So, this did not go well last session. Let's address this:
2's Complement is 1's complement (flipping all the bits) but adding the decimal value 1 to the decimal value of the result.
| Unsigned | 2's Complement | Binary |
|---|---|---|
| 5 | 5 | 0000 0101 |
| 251 | -5 | 1111 1011 |
| 1 | 1 | 0000 0001 |
| 254 | -2 | 1111 1110 |
| 255 | -1 | 1111 1111 |
The most significant (leftmost) bit indicates the sign of the integer; therefore it is sometimes called the sign bit.
If the sign bit is zero,
then the number is greater than or equal to zero, or positive.
If the sign bit is one,
then the number is less than zero, or negative.

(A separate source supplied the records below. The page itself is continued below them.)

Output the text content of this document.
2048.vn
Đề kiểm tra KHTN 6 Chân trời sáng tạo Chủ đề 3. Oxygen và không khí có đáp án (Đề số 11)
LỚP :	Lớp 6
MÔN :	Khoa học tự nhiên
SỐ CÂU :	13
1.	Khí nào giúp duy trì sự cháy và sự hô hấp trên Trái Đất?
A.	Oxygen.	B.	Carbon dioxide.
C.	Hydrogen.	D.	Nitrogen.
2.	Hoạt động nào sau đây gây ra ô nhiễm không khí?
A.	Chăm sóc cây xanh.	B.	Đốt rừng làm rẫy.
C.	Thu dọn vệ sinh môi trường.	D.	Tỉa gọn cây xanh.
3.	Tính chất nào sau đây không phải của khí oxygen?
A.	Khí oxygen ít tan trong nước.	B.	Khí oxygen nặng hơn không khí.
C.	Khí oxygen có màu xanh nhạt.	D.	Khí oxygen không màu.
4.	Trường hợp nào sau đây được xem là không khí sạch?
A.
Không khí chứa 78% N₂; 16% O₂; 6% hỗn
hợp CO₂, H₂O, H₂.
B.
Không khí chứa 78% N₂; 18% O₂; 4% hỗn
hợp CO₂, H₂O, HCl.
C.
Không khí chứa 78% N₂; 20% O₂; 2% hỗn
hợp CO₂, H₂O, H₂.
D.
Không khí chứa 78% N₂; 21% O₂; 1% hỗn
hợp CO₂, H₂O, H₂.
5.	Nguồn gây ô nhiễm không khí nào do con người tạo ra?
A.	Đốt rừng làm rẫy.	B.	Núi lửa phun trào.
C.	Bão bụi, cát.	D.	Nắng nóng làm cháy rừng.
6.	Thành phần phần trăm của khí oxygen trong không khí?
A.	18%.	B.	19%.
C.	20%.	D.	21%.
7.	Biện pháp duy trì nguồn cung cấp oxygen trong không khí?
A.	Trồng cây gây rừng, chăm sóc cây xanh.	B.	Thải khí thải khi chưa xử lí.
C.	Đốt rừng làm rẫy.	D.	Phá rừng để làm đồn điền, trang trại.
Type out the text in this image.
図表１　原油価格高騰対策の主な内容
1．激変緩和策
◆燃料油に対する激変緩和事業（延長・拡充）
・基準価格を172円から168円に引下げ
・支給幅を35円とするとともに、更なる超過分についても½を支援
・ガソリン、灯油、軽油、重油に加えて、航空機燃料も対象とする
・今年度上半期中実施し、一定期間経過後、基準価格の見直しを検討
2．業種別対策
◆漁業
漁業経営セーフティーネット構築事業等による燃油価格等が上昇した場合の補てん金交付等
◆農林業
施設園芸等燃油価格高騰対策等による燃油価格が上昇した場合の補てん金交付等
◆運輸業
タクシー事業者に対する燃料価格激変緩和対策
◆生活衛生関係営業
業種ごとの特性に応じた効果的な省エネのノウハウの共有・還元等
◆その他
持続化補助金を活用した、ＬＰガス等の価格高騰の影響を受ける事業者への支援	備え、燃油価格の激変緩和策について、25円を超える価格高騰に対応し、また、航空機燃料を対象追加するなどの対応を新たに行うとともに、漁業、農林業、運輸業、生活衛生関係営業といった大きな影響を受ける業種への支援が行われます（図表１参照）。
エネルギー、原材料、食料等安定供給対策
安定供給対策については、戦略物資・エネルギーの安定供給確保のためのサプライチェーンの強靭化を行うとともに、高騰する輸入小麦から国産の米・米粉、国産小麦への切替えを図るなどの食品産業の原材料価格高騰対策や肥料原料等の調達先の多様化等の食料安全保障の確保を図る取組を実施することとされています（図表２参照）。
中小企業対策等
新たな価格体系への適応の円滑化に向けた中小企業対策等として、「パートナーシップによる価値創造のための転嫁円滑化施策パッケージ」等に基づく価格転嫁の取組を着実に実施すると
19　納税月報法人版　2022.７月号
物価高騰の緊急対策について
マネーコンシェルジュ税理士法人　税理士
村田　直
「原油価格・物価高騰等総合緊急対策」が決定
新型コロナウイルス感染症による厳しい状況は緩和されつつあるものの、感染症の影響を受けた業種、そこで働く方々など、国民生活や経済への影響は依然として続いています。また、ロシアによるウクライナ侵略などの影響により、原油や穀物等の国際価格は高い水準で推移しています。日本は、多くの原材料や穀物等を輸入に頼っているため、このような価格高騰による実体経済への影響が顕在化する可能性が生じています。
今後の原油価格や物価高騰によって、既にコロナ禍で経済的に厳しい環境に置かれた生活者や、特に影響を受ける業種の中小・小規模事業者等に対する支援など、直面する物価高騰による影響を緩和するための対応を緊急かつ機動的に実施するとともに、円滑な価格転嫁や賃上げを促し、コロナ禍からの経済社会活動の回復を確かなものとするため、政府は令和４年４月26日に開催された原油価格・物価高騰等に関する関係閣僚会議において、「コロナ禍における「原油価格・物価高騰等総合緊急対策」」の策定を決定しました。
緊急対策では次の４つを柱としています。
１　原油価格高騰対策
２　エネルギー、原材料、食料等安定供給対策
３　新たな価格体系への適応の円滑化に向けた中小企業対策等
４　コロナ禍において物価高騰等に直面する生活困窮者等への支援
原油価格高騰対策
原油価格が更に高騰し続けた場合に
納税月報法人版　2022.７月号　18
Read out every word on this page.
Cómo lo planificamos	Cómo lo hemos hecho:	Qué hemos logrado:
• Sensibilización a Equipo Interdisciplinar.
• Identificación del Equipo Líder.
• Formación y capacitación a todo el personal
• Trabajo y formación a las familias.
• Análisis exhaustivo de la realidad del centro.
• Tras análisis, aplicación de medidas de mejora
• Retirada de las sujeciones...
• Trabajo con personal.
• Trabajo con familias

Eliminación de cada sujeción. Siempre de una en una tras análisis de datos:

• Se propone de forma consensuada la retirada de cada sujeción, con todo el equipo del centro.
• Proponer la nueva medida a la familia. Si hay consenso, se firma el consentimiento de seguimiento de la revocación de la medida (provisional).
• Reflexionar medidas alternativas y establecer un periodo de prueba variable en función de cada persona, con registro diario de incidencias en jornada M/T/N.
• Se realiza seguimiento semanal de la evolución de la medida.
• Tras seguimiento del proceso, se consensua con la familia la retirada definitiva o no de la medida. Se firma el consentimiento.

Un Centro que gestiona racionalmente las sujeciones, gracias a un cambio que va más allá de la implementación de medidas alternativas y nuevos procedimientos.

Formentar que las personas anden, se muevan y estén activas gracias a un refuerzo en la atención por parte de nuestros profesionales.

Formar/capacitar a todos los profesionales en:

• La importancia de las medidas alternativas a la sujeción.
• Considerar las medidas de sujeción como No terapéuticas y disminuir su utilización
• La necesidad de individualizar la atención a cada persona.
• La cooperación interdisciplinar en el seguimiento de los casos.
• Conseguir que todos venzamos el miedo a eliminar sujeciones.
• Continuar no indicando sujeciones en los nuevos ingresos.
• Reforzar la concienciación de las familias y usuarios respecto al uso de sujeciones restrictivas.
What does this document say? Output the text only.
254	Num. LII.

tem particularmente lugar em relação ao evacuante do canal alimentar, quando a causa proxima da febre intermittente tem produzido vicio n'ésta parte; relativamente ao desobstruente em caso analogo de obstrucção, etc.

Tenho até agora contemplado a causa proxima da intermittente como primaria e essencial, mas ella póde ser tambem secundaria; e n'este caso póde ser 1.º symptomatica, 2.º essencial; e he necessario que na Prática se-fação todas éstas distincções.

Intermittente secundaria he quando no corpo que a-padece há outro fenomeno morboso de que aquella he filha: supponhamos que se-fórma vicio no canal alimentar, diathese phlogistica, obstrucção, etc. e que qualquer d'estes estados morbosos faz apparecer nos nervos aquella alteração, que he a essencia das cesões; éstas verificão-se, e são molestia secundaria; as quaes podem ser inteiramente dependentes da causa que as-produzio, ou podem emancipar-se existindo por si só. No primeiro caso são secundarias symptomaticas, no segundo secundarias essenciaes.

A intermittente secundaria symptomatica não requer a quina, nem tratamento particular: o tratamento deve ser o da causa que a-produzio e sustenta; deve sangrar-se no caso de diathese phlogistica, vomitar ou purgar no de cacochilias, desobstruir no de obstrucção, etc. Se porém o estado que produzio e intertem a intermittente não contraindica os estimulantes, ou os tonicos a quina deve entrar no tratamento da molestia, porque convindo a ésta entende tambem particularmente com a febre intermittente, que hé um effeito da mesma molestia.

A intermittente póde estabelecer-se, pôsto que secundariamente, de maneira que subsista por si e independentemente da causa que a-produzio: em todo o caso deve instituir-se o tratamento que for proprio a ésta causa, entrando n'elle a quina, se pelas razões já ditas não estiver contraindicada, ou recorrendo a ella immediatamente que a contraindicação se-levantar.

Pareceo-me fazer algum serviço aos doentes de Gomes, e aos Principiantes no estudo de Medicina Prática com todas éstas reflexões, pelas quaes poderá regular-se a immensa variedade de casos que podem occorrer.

Look at the example above, does that mean we can represent -10 in 4 bit binary?
What is the minimum number of bits we can represent it in?
Negative numbers are written with a leading one instead of a leading zero.
So, if you are using only 8 bits for your twos-complement numbers, then you treat patterns from "00000000" to "01111111" as the whole numbers from 0 to 127.
"1xxxxxxx" is reserved for writing negative numbers.
A negative number, -x, is written using the bit pattern for (x-1) with all of the bits complemented (switched from 1 to 0 or 0 to 1).
So:
This means that negative numbers go all the way down to -128 ("10000000").